Mas o BeatMaker não se limita a loops curtos. Se a ideia é compor músicas inteiras, ele acompanha o ritmo. O sequenciador é flexível e permite organizar padrões e cenas até chegar à estrutura final da faixa — introdução, versos, refrões e o que mais a inspiração mandar. Dá para gravar partes via MIDI com um teclado externo ou incluir faixas completas de áudio, como vocais ou uma guitarra ao vivo. No fim das contas, dá para produzir uma música completa sem sair do app.
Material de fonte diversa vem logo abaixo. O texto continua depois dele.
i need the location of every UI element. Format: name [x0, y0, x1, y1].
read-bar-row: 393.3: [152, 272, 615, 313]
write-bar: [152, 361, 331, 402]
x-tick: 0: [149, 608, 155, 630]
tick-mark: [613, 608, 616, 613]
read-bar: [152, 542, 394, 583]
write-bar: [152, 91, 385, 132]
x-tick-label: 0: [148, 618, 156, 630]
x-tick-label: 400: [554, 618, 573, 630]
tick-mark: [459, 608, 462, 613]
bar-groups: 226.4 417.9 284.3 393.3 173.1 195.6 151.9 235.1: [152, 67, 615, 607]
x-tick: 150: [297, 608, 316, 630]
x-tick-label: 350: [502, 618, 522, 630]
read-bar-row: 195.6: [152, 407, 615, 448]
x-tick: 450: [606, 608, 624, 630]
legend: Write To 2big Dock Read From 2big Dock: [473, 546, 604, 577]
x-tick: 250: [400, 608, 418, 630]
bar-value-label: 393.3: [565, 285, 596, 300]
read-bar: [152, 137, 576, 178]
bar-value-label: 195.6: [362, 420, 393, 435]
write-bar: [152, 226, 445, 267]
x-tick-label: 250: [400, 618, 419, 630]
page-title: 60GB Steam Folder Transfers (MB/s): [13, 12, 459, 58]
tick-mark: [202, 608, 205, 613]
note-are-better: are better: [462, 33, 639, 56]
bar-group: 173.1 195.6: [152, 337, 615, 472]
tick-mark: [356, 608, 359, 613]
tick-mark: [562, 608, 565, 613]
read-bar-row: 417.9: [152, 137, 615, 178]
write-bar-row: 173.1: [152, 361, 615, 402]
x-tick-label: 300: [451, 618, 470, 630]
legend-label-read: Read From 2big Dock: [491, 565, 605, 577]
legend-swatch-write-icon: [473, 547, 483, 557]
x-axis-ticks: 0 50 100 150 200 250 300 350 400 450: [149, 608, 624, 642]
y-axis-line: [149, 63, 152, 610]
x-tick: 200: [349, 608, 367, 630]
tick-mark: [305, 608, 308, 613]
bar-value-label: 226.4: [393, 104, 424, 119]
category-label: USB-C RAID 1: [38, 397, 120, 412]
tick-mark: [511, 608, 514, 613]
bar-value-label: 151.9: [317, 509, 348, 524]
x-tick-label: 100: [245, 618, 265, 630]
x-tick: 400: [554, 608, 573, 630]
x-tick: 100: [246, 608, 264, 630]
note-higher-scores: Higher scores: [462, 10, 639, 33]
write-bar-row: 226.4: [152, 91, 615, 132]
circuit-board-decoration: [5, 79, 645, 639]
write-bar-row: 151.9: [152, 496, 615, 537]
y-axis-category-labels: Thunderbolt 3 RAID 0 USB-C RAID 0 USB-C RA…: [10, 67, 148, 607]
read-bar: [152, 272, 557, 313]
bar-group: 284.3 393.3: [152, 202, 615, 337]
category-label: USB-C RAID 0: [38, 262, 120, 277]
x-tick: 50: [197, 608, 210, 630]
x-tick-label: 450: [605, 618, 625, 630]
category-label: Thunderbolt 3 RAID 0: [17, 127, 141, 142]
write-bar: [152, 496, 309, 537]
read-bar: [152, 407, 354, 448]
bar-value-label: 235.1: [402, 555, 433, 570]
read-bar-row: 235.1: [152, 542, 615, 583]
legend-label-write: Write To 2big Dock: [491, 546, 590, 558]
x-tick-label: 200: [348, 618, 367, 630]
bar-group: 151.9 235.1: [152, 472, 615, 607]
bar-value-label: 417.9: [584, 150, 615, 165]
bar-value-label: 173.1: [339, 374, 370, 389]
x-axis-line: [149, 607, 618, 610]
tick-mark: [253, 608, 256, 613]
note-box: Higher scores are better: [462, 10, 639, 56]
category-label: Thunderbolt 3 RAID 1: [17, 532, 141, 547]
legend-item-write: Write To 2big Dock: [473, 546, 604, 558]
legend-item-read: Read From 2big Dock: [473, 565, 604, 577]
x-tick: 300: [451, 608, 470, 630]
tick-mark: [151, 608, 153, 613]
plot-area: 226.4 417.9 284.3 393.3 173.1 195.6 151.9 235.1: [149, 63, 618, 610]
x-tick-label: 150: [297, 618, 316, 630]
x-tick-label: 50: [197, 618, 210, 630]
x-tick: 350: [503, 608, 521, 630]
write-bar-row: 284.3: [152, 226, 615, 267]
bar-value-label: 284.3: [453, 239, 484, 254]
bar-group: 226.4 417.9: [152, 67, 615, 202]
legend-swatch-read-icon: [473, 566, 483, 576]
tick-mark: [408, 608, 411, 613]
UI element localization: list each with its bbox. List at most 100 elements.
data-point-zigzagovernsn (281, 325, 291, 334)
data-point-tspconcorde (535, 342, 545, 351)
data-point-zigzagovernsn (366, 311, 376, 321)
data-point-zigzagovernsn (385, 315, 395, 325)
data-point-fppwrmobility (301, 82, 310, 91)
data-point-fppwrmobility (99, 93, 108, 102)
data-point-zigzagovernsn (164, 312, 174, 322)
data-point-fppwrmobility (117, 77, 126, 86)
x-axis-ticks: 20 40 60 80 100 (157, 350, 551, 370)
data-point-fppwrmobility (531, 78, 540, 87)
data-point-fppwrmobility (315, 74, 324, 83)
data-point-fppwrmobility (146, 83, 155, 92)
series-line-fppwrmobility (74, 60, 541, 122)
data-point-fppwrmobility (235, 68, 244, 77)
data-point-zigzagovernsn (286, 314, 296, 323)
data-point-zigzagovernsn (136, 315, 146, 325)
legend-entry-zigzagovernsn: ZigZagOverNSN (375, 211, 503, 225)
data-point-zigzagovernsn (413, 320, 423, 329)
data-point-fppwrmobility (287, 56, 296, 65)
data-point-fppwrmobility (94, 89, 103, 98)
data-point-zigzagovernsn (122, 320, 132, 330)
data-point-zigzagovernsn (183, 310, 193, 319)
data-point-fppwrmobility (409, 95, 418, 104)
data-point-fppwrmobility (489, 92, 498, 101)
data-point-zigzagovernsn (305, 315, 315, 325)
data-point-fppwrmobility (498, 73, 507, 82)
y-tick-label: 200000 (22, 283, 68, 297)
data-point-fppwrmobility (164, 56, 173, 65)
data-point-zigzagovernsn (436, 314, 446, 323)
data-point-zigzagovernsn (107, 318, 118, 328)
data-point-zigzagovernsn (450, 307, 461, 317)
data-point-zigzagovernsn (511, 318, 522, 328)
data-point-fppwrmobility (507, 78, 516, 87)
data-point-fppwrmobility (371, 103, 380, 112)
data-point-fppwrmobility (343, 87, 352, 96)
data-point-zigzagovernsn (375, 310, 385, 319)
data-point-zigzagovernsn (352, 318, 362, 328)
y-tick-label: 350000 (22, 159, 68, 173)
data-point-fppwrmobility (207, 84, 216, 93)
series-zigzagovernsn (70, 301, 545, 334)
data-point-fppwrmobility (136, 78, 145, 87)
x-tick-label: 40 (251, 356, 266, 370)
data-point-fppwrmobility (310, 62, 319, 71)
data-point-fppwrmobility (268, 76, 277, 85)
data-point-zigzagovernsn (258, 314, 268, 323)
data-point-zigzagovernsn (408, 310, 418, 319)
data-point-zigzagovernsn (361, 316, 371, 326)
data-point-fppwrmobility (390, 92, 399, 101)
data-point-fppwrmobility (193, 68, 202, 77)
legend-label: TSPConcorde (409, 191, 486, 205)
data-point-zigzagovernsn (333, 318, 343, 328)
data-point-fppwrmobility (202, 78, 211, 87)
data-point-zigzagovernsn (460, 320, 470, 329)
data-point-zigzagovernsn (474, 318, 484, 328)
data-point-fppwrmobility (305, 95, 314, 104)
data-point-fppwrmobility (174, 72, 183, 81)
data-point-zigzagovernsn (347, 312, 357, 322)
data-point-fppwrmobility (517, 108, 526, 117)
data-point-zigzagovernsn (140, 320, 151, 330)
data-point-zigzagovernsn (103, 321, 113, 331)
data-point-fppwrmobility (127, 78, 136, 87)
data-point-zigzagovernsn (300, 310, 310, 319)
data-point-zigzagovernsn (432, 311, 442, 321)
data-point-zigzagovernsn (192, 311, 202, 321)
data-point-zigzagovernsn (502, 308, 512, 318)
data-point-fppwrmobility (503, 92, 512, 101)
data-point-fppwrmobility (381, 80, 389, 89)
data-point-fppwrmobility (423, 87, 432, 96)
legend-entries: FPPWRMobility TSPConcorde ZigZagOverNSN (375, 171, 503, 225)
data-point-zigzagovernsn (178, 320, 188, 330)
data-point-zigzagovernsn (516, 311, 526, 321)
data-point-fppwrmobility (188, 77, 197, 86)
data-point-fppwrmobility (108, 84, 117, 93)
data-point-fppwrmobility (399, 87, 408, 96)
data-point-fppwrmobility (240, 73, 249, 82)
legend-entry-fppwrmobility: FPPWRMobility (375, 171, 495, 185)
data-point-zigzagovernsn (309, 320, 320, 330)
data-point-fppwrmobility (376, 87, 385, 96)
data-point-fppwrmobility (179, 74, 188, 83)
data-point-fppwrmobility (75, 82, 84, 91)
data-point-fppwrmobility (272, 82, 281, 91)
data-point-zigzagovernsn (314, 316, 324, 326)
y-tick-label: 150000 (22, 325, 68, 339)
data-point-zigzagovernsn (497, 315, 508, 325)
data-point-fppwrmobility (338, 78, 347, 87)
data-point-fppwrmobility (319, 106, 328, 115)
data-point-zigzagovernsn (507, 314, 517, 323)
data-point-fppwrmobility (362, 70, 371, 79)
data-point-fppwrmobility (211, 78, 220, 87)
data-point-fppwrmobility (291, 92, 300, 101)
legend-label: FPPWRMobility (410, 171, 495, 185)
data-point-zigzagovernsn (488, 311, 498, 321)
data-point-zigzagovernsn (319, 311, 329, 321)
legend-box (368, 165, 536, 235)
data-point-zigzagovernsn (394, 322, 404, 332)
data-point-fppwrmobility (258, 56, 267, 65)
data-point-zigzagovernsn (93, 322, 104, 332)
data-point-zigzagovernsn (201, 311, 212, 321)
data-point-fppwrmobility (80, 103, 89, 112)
O mixer profissional é outro ponto alto: lembra uma mesa de estúdio real, com canais dedicados para cada instrumento e faixa de áudio. Há controles de volume, panorama, solo e mute, além da possibilidade de aplicar até oito efeitos por trilha — reverb, equalização, delay, compressão e por aí vai. Tudo pensado para que você molde seu som com precisão e chegue a um resultado digno de estúdio.
E se você gosta de conectar equipamentos externos, o BeatMaker conversa bem com eles via MIDI. Teclados, pads de bateria e controladores funcionam perfeitamente com o iPad, permitindo tocar ou gravar qualquer instrumento dentro do app. Para completar, ele aceita plugins de terceiros e, mesmo sendo pago, ainda sai mais em conta do que muitas DAWs completas disponíveis por aí.
O BeatMaker é gratuito?
O BeatMaker 3 é um estúdio completo disfarçado de aplicativo, disponível para compra na App Store. O pagamento é único — nada de assinaturas mensais ou taxas escondidas. Não existe versão gratuita nem período de teste, é verdade, mas quem busca um software de produção com pegada profissional e preço justo costuma considerar o investimento mais do que compensador.
Quais sistemas operacionais são compatíveis com o BeatMaker?
Desenvolvido sob medida para o iPad, o BeatMaker 3 roda em aparelhos com iOS 11. 0 ou versões mais recentes. Por enquanto, nada de Android, Windows, macOS ou mesmo iPhone — ele é exclusivo do ecossistema do tablet da Apple.
Quais são as alternativas ao BeatMaker?
O Music Maker Jam é daqueles aplicativos que transformam curiosidade em criação. Ideal para quem está dando os primeiros passos na produção musical, ele permite brincar com loops de áudio prontos — todos produzidos profissionalmente — de um jeito leve e intuitivo. Você escolhe um “Style Pack” do gênero que quiser, ajusta o mixer de oito canais e combina batidas, baixos e melodias até encontrar seu próprio som. O app é gratuito e já vem com alguns loops básicos, mas a maior parte dos pacotes de áudio é desbloqueada por assinatura. Está disponível para iOS, Android e Windows.
O BandLab vai além de uma simples ferramenta de criação: é uma comunidade inteira dedicada à música. Gratuito e baseado na nuvem, ele oferece uma estação de trabalho digital completa (DAW) que roda direto no navegador ou no celular. Dá para gravar voz e instrumentos ao vivo, explorar uma biblioteca imensa de loops e instrumentos virtuais gratuitos e ainda mixar suas faixas com armazenamento ilimitado online. Tudo isso sem precisar instalar nada pesado. O BandLab pode ser acessado tanto pelo site quanto pelos apps para iOS e Android.
O GarageBand é o estúdio pessoal da Apple pensado para quem quer começar sem complicação. Já vem instalado em Macs, iPhones e iPads, pronto para gravar, editar e experimentar sons com qualidade profissional. Reúne ferramentas completas de gravação multipista, uma ampla coleção de loops e instrumentos virtuais realistas — de sintetizadores a baterias e orquestras inteiras. E o melhor: tudo o que você cria pode ser levado direto para o Logic Pro X, o software profissional da Apple. Disponível exclusivamente para macOS e iOS.